Она уперлась своими кукольными ручками мне в бедро и стала невежливо выталкивать меня за дверь.

— А кто такие мародеры и каратели? — спросил я, упираясь в порог.

— Какой-то студенческий жаргон! — Соловейка с силой толкнула меня в коридор и захлопнула дверь.

Я понял, что оказался в полной темноте. Даже те тусклые светильники, которые освещали этот коридор раньше, больше не горели.

— Илья! — негромко сказал я. Никакого эха. Глухо, как будто я заперт в крохотном помещении. Никакого ответа.

Ладно, вроде я помнил дорогу. Там же не было никаких лабиринтов. Я коснулся стены и пошел вдоль нее. Ненавижу подвалы, блин.
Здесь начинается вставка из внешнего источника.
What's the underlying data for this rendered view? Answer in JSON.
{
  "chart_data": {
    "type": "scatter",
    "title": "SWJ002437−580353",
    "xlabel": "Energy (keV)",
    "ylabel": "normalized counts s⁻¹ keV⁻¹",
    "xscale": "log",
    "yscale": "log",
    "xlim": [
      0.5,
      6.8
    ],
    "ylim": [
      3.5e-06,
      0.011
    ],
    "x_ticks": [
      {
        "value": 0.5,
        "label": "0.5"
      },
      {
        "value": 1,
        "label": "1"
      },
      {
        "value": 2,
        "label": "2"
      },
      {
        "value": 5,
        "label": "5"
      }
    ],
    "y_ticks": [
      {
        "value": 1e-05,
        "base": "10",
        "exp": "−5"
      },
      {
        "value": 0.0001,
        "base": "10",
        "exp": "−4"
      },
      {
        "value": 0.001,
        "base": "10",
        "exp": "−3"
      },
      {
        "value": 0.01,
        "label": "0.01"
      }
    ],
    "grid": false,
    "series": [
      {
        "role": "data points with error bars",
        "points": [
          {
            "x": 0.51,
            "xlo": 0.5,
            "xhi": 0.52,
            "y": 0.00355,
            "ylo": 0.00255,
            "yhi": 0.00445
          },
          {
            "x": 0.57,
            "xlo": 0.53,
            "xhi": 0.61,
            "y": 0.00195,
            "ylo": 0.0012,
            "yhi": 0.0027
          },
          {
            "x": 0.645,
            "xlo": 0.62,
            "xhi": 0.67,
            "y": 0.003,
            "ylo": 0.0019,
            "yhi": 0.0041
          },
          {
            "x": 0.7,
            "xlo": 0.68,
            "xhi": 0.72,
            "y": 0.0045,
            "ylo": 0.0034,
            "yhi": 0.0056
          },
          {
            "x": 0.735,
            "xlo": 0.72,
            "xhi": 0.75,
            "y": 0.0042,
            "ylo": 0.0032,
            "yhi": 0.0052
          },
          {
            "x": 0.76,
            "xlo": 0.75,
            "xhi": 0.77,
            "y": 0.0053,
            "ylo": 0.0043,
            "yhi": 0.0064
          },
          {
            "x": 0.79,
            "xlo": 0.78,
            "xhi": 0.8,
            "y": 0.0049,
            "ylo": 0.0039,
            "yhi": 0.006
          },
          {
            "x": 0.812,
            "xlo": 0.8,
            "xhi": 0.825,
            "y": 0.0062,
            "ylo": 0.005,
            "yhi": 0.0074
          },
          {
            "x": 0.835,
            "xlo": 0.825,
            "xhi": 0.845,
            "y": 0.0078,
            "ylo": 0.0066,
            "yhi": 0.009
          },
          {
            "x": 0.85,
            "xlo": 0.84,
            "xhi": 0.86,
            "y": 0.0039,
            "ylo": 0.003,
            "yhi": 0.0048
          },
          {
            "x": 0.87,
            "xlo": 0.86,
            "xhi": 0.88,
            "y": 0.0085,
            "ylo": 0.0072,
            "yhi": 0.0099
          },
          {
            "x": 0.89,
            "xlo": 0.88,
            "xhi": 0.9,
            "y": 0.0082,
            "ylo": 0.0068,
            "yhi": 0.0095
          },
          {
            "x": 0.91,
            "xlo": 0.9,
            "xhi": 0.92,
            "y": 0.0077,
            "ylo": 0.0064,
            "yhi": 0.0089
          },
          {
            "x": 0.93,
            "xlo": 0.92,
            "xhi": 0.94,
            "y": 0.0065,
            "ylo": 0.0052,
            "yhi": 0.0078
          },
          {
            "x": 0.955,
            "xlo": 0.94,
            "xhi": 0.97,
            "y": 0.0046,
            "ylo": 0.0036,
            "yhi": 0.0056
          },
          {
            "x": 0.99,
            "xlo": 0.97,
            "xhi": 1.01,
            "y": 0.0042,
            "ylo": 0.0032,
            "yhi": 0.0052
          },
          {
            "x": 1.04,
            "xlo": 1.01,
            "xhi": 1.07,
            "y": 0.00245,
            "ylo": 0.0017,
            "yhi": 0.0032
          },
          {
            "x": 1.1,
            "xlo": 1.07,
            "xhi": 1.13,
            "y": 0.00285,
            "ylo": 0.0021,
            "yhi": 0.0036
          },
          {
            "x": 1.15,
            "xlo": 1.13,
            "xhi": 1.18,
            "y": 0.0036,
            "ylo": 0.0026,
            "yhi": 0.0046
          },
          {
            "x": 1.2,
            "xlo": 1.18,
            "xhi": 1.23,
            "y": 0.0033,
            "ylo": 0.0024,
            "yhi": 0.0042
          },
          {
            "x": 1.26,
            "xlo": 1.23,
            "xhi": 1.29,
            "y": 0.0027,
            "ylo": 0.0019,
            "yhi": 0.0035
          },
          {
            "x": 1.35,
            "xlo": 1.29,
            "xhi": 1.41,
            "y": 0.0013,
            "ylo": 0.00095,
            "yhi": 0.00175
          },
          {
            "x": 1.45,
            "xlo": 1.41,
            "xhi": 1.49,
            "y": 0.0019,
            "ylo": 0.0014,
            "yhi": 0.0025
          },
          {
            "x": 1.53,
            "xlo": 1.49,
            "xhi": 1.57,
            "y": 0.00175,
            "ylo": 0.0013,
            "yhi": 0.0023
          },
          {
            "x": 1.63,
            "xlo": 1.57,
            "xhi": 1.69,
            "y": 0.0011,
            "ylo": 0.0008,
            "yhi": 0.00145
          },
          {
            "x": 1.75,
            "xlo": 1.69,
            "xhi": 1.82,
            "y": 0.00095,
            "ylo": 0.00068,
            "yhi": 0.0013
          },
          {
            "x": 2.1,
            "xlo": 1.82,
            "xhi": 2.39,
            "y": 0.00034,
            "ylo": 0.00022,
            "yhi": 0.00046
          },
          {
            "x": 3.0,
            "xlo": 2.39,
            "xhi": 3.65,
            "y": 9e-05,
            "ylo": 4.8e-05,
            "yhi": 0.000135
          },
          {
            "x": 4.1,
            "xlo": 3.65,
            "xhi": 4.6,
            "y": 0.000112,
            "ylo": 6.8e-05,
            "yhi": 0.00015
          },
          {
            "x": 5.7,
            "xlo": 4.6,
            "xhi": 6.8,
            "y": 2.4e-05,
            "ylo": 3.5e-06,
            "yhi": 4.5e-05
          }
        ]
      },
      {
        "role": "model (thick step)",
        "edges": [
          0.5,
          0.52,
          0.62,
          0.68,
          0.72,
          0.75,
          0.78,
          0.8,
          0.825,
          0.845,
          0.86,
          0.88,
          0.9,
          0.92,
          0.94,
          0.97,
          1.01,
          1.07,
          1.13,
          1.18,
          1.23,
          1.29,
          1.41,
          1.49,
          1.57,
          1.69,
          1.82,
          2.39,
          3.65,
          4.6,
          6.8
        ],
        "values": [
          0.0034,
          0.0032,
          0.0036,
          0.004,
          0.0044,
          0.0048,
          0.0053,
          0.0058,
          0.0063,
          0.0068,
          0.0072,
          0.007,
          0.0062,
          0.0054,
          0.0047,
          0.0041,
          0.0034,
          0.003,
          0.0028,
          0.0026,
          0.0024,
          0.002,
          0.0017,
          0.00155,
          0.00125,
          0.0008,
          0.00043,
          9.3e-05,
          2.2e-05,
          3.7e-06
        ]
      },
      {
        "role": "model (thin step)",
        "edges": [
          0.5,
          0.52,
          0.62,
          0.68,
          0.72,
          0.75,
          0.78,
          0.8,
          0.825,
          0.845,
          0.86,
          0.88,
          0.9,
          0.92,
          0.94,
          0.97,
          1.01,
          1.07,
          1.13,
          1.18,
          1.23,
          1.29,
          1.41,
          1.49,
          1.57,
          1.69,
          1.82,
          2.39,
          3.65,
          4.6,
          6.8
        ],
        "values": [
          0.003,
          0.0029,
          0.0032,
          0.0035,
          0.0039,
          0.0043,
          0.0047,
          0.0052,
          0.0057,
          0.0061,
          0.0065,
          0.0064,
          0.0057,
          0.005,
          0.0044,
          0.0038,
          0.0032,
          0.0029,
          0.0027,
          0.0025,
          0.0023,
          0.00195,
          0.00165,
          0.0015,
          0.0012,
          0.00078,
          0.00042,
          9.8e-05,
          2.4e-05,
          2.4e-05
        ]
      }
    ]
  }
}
Не то, чтобы боюсь или что-то такое. Мне просто не нравится вот это вот ощущение, что со всех сторон земля. Как в могиле.

Было тихо, только где-то далеко впереди как будто падали капли воды. Медленно и ритмично.

А я вообще в ту сторону иду?

Я напряг память. Мы шли по коридору прямо, потом свернули направо. Потом дверь. Я вышел из двери, пошел вдоль стены… налево? Ладно, в любом случае, я не успел отойти далеко, надо просто вернуться и найти снова эту дверь. Перед Соловейкой будет немного стыдно, что я темноты испугался, но ничего, я как-нибудь переживу.

Я перешел к противоположной стене, той самой, на которой должна была быть дверь в лабораторию Соловейки. Медленно пошел обратно. Кирпичная кладка под моими пальцами была холодной, иногда казалась будто бы чуть влажной.